Planning/Building Regulations

When you’re choosing your preferred spot for a garden room, bear in mind that you must stick to planning and building regulations. Outbuildings are considered as permitted development when subject to a few limits and rules, so if you want to avoid the planning process you need to meet certain conditions, such as the ones below. (You’ll find more details at

You should avoid building in front of your property, as this generally needs planning permission. Most people prefer their room to be in the back garden and, unless your property is listed, this is permitted as long as:

  • The roof height of any room less than 2m from a boundary line is no higher than 2.5m; or 3m for a mono pitch roof and 4m for a dualpitch roof when over 2m from a boundary.
  • Your room must be no bigger than 30m² and can’t occupy more than 50 per cent of the total space of your garden.
  • Planning permission will be needed for rooms used as accommodation – building regulations apply to all rooms over 15m².

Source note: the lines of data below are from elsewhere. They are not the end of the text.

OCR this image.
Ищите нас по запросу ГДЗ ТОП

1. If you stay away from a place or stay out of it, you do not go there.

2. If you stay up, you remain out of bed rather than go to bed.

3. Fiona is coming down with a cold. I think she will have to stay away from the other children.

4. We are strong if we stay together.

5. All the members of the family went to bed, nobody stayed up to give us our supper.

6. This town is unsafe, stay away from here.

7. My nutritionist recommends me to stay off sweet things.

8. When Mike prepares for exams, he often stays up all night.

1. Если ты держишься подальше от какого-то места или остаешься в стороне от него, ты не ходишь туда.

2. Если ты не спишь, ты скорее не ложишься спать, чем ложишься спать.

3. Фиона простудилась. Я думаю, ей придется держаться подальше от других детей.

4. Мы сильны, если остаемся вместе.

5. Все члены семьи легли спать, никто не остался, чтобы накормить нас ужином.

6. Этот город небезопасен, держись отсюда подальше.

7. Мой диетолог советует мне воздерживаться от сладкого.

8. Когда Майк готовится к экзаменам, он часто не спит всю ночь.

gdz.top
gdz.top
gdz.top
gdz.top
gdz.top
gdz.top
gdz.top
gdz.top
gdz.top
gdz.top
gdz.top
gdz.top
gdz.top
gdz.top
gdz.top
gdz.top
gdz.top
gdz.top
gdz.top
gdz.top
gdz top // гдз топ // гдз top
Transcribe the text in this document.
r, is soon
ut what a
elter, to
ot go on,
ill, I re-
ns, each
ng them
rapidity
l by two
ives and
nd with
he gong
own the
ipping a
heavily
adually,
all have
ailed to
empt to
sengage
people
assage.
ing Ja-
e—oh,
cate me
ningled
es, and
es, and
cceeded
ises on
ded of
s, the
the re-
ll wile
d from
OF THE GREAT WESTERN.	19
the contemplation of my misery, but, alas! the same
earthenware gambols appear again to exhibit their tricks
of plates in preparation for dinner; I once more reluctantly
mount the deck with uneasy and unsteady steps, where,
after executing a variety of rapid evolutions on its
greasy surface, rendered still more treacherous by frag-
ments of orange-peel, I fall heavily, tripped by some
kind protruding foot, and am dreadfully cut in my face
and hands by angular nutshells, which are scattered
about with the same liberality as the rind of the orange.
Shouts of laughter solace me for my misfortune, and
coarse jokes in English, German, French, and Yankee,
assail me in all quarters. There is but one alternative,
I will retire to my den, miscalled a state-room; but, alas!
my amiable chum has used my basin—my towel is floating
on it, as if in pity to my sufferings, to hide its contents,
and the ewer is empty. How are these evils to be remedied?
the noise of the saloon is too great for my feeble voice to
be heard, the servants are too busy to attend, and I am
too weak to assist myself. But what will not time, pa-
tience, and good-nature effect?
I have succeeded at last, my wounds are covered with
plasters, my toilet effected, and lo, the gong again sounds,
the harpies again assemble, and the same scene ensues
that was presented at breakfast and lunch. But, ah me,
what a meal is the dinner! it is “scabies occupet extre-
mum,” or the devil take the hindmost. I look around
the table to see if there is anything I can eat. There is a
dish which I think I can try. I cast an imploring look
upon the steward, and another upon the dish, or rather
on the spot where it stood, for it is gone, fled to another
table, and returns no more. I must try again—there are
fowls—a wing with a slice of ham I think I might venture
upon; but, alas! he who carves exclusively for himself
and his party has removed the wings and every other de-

Planning issues aside, there are other important points. Light and shade can dramatically affect the way your garden room will perform. Depending on what you’ll use it for, it often makes sense to have the windows on the south and west-facing elevations to capture the natural heat and light from the sun, rather than the cooler north and east-facing elevations.


Ground conditions and access also need to be taken into consideration, especially during the winter months. Consider drainage patterns, access to utilities and the garden room’s distance from your property. Sloping sites will inevitably complicate installation and, while trees can be used to frame or shade a building, they can also cause a build-up of leaves and debris on the structure, while the roots can complicate the groundworks.


You need to decide whether you want the cabin to be a key design feature in your garden, or a discreet addition where privacy is important. Don’t forget too that it should be positioned with a great view of the garden.